Over my ten years of practice I am continually in awe of the depth that massage can transform and heal. For some, it is improving movement from frozen shoulder. For new mothers and fathers it provides a quite space for 60 whole minutes of alone time. For some it is relieving nagging sensations of pain in the low back, neck, or shoulder. For others, it is relieving sciatic pain. For some it is finding that one stretch that gets to the right spot! The benefits are as individual as the people I see on my table. I have yet to see someone who did not benefit in some way from a massage.
#3 Who should get a massage?
Everyone! See above.
#4 How often should one get a massage?
It truly is different for everyone and is based on the reason they are coming in for massage. I say at a minimum once a month. Which may seem like a lot to the novice but if you think that out of an entire month which consists of 730.5 hours or 43830 minutes you are scheduling a mere 60-minutes entirely to yourself. I can’t say that is too much time for me!
If you have something going on that we are specifically addressing, I recommend once-a-week until we get you into a place that we can maintain.
#5 Is massage safe?
#6 How do I know which massage is best for me?
Well it depends on what is going on and what your goals are. If you are focused more on needing to relax than you may not necessarily need deeper pressure to achieve that. If you come in with a nagging area of pain that has built over months or even years I may recommend deeper pressure. Also the level of pressure can change from treatment to treatment. Ultimately it depends on your muscular tissue and how easily it releases or doesn’t along with your goals for that day.
#7 What injuries can massage treat?
Massage is amazing.

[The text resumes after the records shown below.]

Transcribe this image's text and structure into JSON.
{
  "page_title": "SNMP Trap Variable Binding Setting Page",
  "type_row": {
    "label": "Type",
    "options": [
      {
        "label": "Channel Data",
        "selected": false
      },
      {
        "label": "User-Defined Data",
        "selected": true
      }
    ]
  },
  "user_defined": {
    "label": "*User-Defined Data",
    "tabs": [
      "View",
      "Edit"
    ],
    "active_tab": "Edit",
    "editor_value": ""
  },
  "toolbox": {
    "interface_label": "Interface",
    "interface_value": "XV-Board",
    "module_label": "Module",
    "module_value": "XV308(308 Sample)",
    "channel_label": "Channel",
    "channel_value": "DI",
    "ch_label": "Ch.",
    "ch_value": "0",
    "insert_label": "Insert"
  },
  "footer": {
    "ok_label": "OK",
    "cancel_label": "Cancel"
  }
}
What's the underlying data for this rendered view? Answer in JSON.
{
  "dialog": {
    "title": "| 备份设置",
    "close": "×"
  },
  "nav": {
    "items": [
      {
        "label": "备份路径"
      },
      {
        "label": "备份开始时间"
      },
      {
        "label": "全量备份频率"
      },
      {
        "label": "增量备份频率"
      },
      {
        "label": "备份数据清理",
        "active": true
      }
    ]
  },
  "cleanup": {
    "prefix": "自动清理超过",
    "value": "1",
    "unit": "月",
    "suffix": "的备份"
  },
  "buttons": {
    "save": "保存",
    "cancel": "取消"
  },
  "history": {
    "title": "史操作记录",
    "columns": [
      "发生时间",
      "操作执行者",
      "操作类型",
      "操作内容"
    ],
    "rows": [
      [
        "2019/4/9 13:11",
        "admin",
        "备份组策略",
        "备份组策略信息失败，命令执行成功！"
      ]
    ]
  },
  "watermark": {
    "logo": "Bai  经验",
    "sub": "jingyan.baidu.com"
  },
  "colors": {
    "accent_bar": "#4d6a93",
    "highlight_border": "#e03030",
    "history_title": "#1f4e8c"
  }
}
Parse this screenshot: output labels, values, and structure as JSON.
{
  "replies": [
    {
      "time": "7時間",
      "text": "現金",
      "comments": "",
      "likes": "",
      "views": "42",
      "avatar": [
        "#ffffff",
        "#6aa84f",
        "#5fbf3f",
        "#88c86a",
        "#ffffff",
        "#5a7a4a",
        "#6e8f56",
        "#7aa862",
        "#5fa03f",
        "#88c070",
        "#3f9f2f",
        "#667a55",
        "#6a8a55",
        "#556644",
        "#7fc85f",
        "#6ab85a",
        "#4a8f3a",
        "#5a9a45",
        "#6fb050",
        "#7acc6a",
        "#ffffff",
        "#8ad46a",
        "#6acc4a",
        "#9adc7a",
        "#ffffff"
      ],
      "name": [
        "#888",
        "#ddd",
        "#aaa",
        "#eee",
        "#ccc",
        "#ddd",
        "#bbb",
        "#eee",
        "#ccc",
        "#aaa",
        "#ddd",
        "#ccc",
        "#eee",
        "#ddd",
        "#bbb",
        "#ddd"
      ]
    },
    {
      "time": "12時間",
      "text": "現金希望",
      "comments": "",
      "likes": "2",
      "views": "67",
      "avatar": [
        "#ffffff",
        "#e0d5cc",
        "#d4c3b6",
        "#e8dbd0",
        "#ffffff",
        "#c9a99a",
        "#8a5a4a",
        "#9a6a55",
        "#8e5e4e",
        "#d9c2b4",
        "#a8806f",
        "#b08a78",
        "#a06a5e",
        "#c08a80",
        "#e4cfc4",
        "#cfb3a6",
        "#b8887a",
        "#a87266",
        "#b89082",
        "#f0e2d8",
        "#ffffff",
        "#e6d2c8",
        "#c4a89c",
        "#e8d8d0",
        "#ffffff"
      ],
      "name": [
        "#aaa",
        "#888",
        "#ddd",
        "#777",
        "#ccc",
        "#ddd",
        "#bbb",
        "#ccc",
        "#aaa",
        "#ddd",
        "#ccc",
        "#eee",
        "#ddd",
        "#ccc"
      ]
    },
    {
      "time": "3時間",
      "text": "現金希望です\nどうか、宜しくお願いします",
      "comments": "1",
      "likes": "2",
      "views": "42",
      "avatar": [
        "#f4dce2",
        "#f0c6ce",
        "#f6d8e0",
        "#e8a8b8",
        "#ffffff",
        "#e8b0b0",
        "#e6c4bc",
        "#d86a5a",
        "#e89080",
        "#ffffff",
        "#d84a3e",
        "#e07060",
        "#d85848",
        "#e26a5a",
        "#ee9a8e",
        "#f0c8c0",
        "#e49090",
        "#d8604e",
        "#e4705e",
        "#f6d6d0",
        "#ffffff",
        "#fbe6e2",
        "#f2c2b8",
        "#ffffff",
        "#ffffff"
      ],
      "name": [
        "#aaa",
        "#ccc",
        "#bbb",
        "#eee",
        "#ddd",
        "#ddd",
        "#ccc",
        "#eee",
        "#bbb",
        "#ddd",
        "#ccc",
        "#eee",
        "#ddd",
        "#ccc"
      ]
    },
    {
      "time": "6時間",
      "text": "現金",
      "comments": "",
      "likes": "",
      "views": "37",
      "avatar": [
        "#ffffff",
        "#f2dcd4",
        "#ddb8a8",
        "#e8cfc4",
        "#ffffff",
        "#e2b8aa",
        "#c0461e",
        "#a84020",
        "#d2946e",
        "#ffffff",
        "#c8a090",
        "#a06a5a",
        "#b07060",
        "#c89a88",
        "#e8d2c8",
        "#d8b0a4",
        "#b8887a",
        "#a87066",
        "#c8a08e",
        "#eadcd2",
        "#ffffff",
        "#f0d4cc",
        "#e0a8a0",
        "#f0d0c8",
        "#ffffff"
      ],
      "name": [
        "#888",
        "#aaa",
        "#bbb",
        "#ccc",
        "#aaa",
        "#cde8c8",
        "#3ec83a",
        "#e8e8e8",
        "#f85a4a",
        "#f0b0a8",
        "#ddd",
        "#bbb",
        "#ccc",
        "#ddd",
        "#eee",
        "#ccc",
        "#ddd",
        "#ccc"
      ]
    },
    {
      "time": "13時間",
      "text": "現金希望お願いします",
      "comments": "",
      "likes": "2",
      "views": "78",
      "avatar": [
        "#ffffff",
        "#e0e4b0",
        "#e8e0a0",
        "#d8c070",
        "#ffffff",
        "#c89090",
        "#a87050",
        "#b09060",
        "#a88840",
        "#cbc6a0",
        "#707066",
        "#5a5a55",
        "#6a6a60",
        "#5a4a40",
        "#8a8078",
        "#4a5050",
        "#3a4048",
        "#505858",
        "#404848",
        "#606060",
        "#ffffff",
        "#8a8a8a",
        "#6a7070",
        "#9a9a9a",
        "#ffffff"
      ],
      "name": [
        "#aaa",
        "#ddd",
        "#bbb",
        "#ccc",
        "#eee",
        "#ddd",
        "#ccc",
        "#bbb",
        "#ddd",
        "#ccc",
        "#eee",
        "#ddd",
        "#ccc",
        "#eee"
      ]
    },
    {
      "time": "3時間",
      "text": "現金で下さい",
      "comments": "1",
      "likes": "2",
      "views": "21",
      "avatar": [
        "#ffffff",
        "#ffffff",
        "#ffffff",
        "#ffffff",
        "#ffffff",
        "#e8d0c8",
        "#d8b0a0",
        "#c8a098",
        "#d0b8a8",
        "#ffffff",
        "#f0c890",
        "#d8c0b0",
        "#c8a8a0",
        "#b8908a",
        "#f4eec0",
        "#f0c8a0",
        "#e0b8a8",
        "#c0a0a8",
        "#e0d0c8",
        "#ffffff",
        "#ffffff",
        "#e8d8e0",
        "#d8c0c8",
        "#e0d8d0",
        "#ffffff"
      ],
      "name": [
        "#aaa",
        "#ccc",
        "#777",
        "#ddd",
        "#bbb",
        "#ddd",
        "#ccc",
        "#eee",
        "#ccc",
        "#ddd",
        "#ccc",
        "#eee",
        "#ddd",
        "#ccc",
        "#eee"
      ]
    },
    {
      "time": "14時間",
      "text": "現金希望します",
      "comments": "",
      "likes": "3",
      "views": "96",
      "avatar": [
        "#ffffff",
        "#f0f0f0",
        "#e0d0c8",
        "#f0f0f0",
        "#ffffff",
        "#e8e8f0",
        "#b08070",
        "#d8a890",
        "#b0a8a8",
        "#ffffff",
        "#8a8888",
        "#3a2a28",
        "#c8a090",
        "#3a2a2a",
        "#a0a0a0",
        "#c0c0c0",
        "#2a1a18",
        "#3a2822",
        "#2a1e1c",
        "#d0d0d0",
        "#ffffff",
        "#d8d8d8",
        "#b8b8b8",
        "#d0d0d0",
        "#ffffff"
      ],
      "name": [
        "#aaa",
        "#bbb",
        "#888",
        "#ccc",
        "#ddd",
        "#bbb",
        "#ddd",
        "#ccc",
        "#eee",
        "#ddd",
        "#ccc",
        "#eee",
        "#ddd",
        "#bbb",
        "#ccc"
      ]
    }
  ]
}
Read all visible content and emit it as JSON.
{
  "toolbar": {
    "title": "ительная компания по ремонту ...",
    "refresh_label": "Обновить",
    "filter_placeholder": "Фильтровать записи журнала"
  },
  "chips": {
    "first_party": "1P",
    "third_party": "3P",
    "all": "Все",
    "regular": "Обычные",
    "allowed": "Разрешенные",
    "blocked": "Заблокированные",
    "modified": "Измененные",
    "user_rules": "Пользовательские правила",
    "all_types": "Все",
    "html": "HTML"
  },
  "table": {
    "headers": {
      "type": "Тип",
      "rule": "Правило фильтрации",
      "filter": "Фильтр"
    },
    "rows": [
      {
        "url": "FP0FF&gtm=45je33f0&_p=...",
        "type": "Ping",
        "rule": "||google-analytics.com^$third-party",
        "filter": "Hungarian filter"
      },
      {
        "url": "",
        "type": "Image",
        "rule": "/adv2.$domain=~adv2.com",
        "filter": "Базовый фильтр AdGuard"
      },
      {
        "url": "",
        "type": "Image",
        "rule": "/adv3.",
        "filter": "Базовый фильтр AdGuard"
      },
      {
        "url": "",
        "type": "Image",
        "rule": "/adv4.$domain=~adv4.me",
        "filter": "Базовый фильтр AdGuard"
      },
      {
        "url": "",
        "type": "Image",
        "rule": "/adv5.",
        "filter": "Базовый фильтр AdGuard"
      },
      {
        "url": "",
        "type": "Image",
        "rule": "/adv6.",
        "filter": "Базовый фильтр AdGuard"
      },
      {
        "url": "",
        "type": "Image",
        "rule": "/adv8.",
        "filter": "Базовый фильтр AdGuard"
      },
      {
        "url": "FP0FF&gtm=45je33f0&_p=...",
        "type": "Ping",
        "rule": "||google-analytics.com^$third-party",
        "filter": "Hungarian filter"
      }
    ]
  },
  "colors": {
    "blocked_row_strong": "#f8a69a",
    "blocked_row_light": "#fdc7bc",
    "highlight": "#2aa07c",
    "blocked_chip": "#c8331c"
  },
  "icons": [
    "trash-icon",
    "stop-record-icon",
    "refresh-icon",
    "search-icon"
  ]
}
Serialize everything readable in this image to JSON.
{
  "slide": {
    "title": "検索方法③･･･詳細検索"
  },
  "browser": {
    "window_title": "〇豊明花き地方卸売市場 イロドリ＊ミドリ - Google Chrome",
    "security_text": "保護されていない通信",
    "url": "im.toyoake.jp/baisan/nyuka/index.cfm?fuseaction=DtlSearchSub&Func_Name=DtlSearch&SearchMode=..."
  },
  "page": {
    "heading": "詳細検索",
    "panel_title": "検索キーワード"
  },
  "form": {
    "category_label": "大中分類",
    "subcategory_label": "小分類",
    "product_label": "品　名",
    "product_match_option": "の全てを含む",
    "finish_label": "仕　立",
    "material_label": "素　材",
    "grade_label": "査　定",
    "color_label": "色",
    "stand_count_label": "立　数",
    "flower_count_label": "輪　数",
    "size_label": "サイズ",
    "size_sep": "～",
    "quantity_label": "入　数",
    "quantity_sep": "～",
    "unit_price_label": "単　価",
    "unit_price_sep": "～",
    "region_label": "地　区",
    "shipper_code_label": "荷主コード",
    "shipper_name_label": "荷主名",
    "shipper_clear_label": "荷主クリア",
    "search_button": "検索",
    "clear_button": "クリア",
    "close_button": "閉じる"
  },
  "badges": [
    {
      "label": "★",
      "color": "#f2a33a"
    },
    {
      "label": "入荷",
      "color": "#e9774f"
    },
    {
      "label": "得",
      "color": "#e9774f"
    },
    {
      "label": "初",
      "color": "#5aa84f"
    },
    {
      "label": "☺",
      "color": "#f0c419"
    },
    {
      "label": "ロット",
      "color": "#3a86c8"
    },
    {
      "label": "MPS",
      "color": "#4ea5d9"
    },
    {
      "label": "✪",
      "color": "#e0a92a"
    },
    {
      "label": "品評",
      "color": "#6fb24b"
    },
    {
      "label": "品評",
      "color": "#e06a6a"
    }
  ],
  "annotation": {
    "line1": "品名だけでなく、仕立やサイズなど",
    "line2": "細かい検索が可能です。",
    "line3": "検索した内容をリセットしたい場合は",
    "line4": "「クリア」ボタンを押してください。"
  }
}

It can help with frozen shoulder to all kinds of back pain, to the triathlete training for or just finishing the latest marathon, to nursing mothers whose shoulders are rounding forward from nursing their new little one or ones. To those mornings you wake up and cant turn your head right or left…call your massage therapist! Headaches, neck tension from working at a computer for hours a day. Sciatic issues from sitting at a computer for hours of a days. I have even had clients come in with anxiety and depression see improvement of their symptoms. It can be helpful with digestive troubles like constipation. It can ease back pain and swelling due to pregnancy.
#8 What might happen to me after my massage?
(or, ‘Are there side effects?’ or, ‘How come I sometimes feel sick/sore/exhausted afterwards?’)
You may feel relaxed, refreshed, total relief or a reduction of pain, you might feel tired. Massage activates the lymphatic system which processes toxins in our bodies, so with this increase in activity of the lymph system it is important to hydrate post massage because massages are dehydrating. Massage improves circulation throughout the body, stimulates the parasympathetic nervous system and promotes stress reduction and relaxation.
#9 My massage therapist always tells me to drink water after my massage. Why?
(or ‘Do I really have to?’)
The lymph system is activated with the contraction of muscles and massages work on the muscular level. The lymph system processes toxins stored in the tissues. Therefore it is dehydrating to the body. That’s why it is important to rehydrate with water post massage.
#9 Is there anything I can do to prevent/ease muscle knots and tension on my own?
Drink plenty of water, stretch regularly, self massage! Exercise, reduce stress – when we are stressed we contract our muscles….think of how your shoulders tend to creep up to your ears when in stressful situations or at the computer for long hours.
#10 Is there anything I should do to prepare for a massage?
Come with all your questions, concerns, goals.
#11 Is there any ailment that massage is good for that I might be surprised to learn?
Emotional stress/ depression/anxiety.